Centrais sindicais, sindicatos e movimentos sociais organizaram atos, panfletagens e atividades públicas para ampliar a pressão sobre senadores e fortalecer essa reivindicação nacional.
As mobilizações ocorreram justamente durante a retomada das atividades do Congresso Nacional, estratégia adotada pelas entidades para cobrar avanço da proposta dentro do Senado Federal.
Durante as atividades, dirigentes dialogaram diretamente com trabalhadores, distribuíram materiais informativos e defenderam mais qualidade de vida, saúde, convivência familiar, lazer e formação profissional.

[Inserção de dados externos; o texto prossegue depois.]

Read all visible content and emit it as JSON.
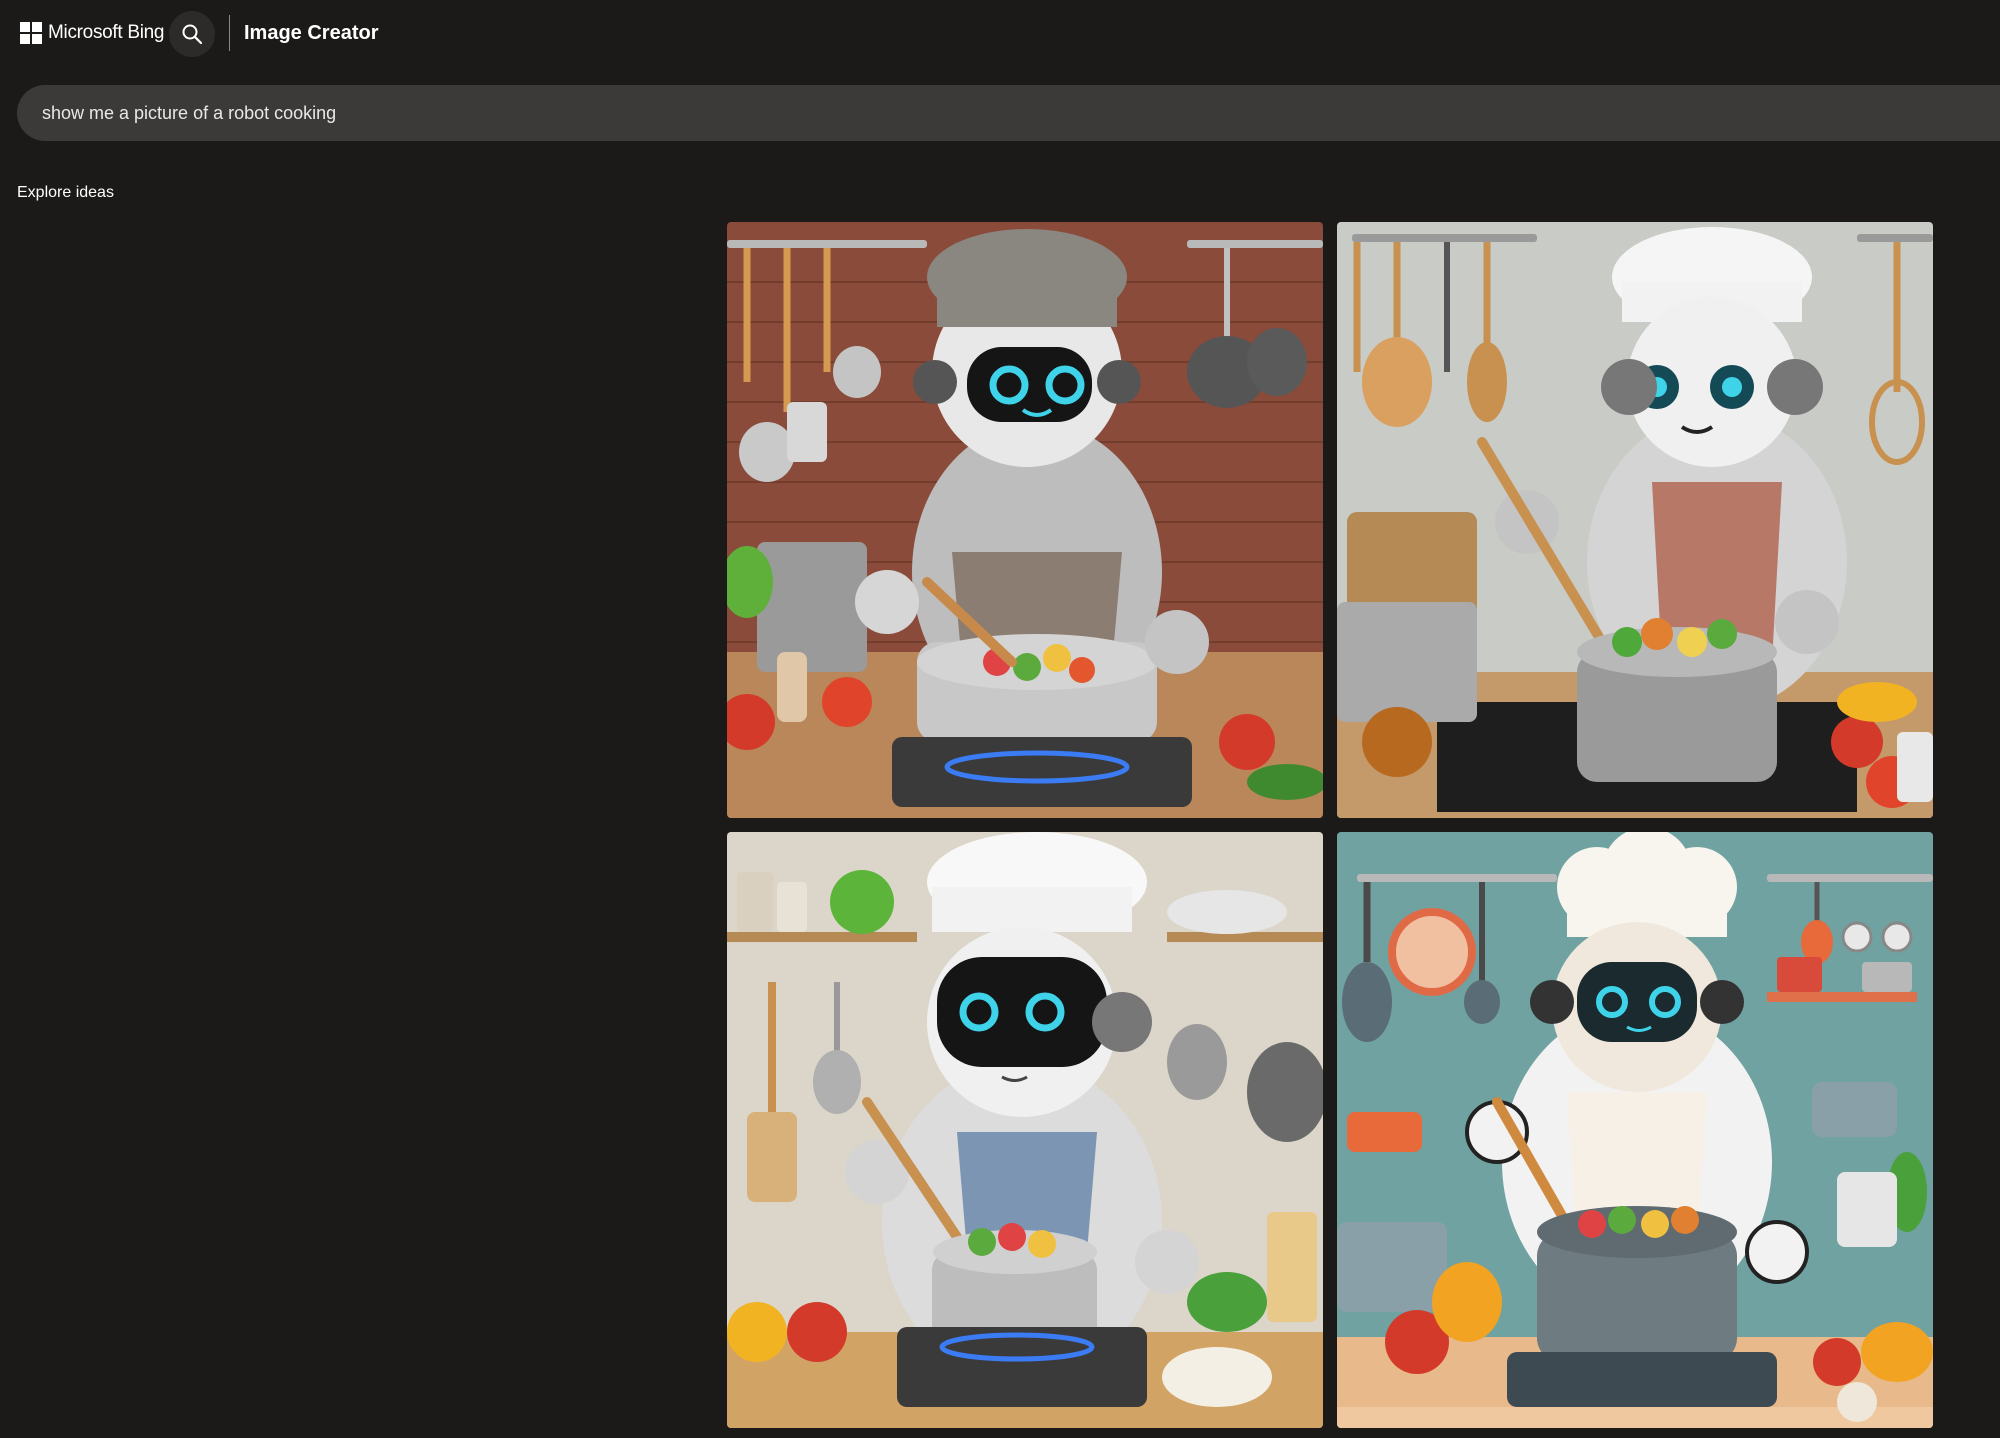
{
  "header": {
    "brand_label": "Microsoft Bing",
    "product_title": "Image Creator",
    "search_icon": "search-icon",
    "logo_icon": "windows-logo-icon"
  },
  "prompt": {
    "value": "show me a picture of a robot cooking"
  },
  "explore": {
    "label": "Explore ideas"
  },
  "results": {
    "images": [
      {
        "id": "robot-chef-brick-kitchen",
        "theme": "#8a4b3a"
      },
      {
        "id": "robot-chef-grey-kitchen",
        "theme": "#c9cbc6"
      },
      {
        "id": "robot-chef-shelf-kitchen",
        "theme": "#d9d4c8"
      },
      {
        "id": "robot-chef-teal-kitchen",
        "theme": "#6fa2a0"
      }
    ]
  },
  "colors": {
    "background": "#1b1a19",
    "prompt_bar": "#3b3a39",
    "text": "#ffffff"
  }
}
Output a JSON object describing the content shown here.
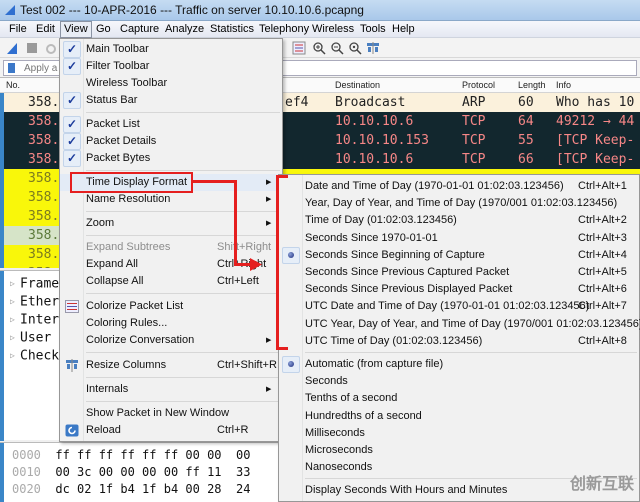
{
  "window": {
    "title": "Test 002 --- 10-APR-2016 --- Traffic on server 10.10.10.6.pcapng"
  },
  "menubar": {
    "items": [
      "File",
      "Edit",
      "View",
      "Go",
      "Capture",
      "Analyze",
      "Statistics",
      "Telephony",
      "Wireless",
      "Tools",
      "Help"
    ],
    "active": "View"
  },
  "toolbar": {
    "icons": [
      "shark-fin-start-icon",
      "stop-icon",
      "restart-icon",
      "colorize-icon",
      "zoom-in-icon",
      "zoom-out-icon",
      "zoom-normal-icon",
      "resize-columns-icon"
    ]
  },
  "filter": {
    "placeholder": "Apply a d"
  },
  "packet_list": {
    "columns": [
      "No.",
      "Destination",
      "Protocol",
      "Length",
      "Info"
    ],
    "rows": [
      {
        "no": "358..",
        "src_tail": "ef4",
        "destination": "Broadcast",
        "protocol": "ARP",
        "length": "60",
        "info": "Who has 10",
        "style": "arp"
      },
      {
        "no": "358..",
        "src_tail": "",
        "destination": "10.10.10.6",
        "protocol": "TCP",
        "length": "64",
        "info": "49212 → 44",
        "style": "dark"
      },
      {
        "no": "358..",
        "src_tail": "",
        "destination": "10.10.10.153",
        "protocol": "TCP",
        "length": "55",
        "info": "[TCP Keep-",
        "style": "dark"
      },
      {
        "no": "358..",
        "src_tail": "",
        "destination": "10.10.10.6",
        "protocol": "TCP",
        "length": "66",
        "info": "[TCP Keep-",
        "style": "dark"
      },
      {
        "no": "358..",
        "style": "yellow"
      },
      {
        "no": "358..",
        "style": "yellow"
      },
      {
        "no": "358..",
        "style": "yellow"
      },
      {
        "no": "358..",
        "style": "sel"
      },
      {
        "no": "358..",
        "style": "yellow"
      },
      {
        "no": "358..",
        "style": "yellow"
      }
    ]
  },
  "packet_details": {
    "rows": [
      "Frame",
      "Ether",
      "Inter",
      "User",
      "Check"
    ]
  },
  "packet_bytes": {
    "rows": [
      {
        "offset": "0000",
        "hex": "ff ff ff ff ff ff 00 00",
        "tail": "00"
      },
      {
        "offset": "0010",
        "hex": "00 3c 00 00 00 00 ff 11",
        "tail": "33"
      },
      {
        "offset": "0020",
        "hex": "dc 02 1f b4 1f b4 00 28",
        "tail": "24"
      }
    ]
  },
  "view_menu": {
    "items": [
      {
        "label": "Main Toolbar",
        "checked": true
      },
      {
        "label": "Filter Toolbar",
        "checked": true
      },
      {
        "label": "Wireless Toolbar",
        "checked": false
      },
      {
        "label": "Status Bar",
        "checked": true
      },
      {
        "label": "Packet List",
        "checked": true
      },
      {
        "label": "Packet Details",
        "checked": true
      },
      {
        "label": "Packet Bytes",
        "checked": true
      },
      {
        "label": "Time Display Format",
        "submenu": true,
        "highlighted": true
      },
      {
        "label": "Name Resolution",
        "submenu": true
      },
      {
        "label": "Zoom",
        "submenu": true
      },
      {
        "label": "Expand Subtrees",
        "shortcut": "Shift+Right",
        "disabled": true
      },
      {
        "label": "Expand All",
        "shortcut": "Ctrl+Right"
      },
      {
        "label": "Collapse All",
        "shortcut": "Ctrl+Left"
      },
      {
        "label": "Colorize Packet List",
        "icon": "colorize-icon"
      },
      {
        "label": "Coloring Rules..."
      },
      {
        "label": "Colorize Conversation",
        "submenu": true
      },
      {
        "label": "Resize Columns",
        "shortcut": "Ctrl+Shift+R",
        "icon": "resize-columns-icon"
      },
      {
        "label": "Internals",
        "submenu": true
      },
      {
        "label": "Show Packet in New Window"
      },
      {
        "label": "Reload",
        "shortcut": "Ctrl+R",
        "icon": "reload-icon"
      }
    ]
  },
  "time_format_menu": {
    "formats": [
      {
        "label": "Date and Time of Day (1970-01-01 01:02:03.123456)",
        "shortcut": "Ctrl+Alt+1"
      },
      {
        "label": "Year, Day of Year, and Time of Day (1970/001 01:02:03.123456)",
        "shortcut": ""
      },
      {
        "label": "Time of Day (01:02:03.123456)",
        "shortcut": "Ctrl+Alt+2"
      },
      {
        "label": "Seconds Since 1970-01-01",
        "shortcut": "Ctrl+Alt+3"
      },
      {
        "label": "Seconds Since Beginning of Capture",
        "shortcut": "Ctrl+Alt+4",
        "selected": true
      },
      {
        "label": "Seconds Since Previous Captured Packet",
        "shortcut": "Ctrl+Alt+5"
      },
      {
        "label": "Seconds Since Previous Displayed Packet",
        "shortcut": "Ctrl+Alt+6"
      },
      {
        "label": "UTC Date and Time of Day (1970-01-01 01:02:03.123456)",
        "shortcut": "Ctrl+Alt+7"
      },
      {
        "label": "UTC Year, Day of Year, and Time of Day (1970/001 01:02:03.123456)",
        "shortcut": ""
      },
      {
        "label": "UTC Time of Day (01:02:03.123456)",
        "shortcut": "Ctrl+Alt+8"
      }
    ],
    "precisions": [
      {
        "label": "Automatic (from capture file)",
        "selected": true
      },
      {
        "label": "Seconds"
      },
      {
        "label": "Tenths of a second"
      },
      {
        "label": "Hundredths of a second"
      },
      {
        "label": "Milliseconds"
      },
      {
        "label": "Microseconds"
      },
      {
        "label": "Nanoseconds"
      }
    ],
    "extra": "Display Seconds With Hours and Minutes"
  },
  "annotation": {
    "color": "#e51f1f"
  },
  "watermark": "创新互联"
}
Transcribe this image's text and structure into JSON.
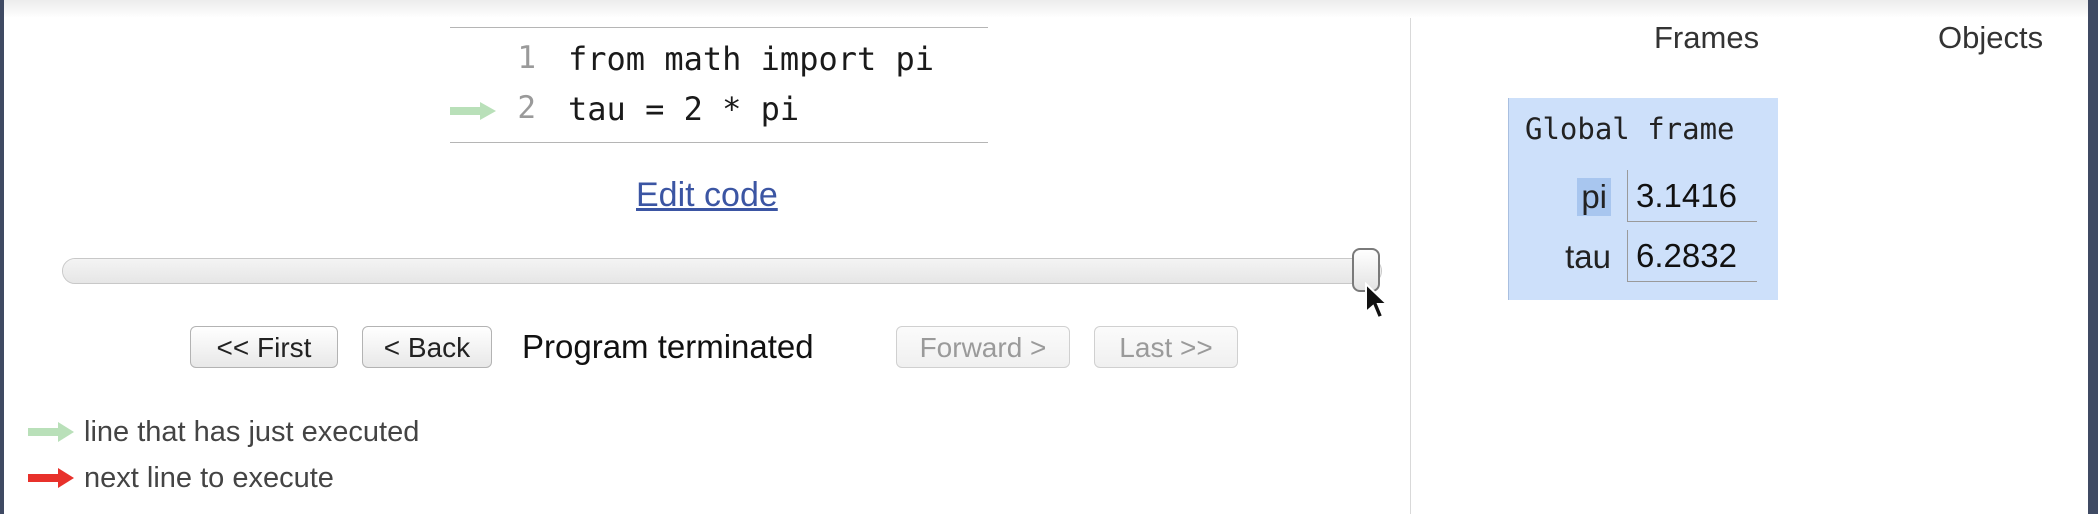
{
  "code": {
    "lines": [
      {
        "number": "1",
        "text": "from math import pi"
      },
      {
        "number": "2",
        "text": "tau = 2 * pi"
      }
    ],
    "current_line_number": "2",
    "edit_link_label": "Edit code"
  },
  "slider": {
    "position_fraction": 1.0
  },
  "navigation": {
    "first_label": "<< First",
    "back_label": "< Back",
    "status": "Program terminated",
    "forward_label": "Forward >",
    "last_label": "Last >>"
  },
  "legend": {
    "executed_text": "line that has just executed",
    "next_text": "next line to execute",
    "executed_color": "#b9e0b9",
    "next_color": "#e8312b"
  },
  "visualizer": {
    "frames_header": "Frames",
    "objects_header": "Objects",
    "global_frame": {
      "title": "Global frame",
      "variables": [
        {
          "name": "pi",
          "value": "3.1416"
        },
        {
          "name": "tau",
          "value": "6.2832"
        }
      ]
    },
    "frame_color": "#cde0fa"
  }
}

No Pará, registros divulgados pela Força Sindical mostram trabalhadores e dirigentes participando das ações estaduais, reforçando nacionalmente a mobilização construída pelas centrais sindicais brasileiras.
Da mesma forma, Pernambuco registrou participação na jornada nacional, com imagens reunidas pela Força Sindical mostrando a presença da mobilização no estado durante segunda-feira.
Em Recife, lideranças sindicais, parlamentares e movimentos sociais participaram do ato público, fortalecendo a cobrança pela redução da jornada e pelo encerramento da escala 6x1.
Já em Brasília, trabalhadores realizaram manifestação no Setor Bancário Norte, enquanto dirigentes defenderam que senadores avancem rapidamente na análise da reivindicação apresentada pelas centrais.
Em Porto Alegre, participantes iniciaram a mobilização na Rodoviária e caminharam até o Palácio do Comércio, levando reivindicações trabalhistas diretamente às ruas da capital gaúcha.
Enquanto isso, Teresina recebeu ato público diante da Federação das Indústrias do Estado do Piauí, reunindo sindicalistas na defesa da mudança da jornada semanal brasileira.
São Paulo também recebeu atividades no Largo da Concórdia, no Brás, enquanto outras mobilizações aconteceram em Mauá e Diadema, ampliando a participação dos trabalhadores paulistas.
Consequentemente, a jornada nacional fortaleceu a pressão sobre o Senado, responsável pela continuidade da tramitação após avanços obtidos anteriormente na Câmara dos Deputados pelos trabalhadores.
Além das manifestações presenciais, entidades estimularam mobilizações digitais e mensagens aos parlamentares, buscando ampliar nacionalmente a cobrança para que senadores coloquem a proposta em votação.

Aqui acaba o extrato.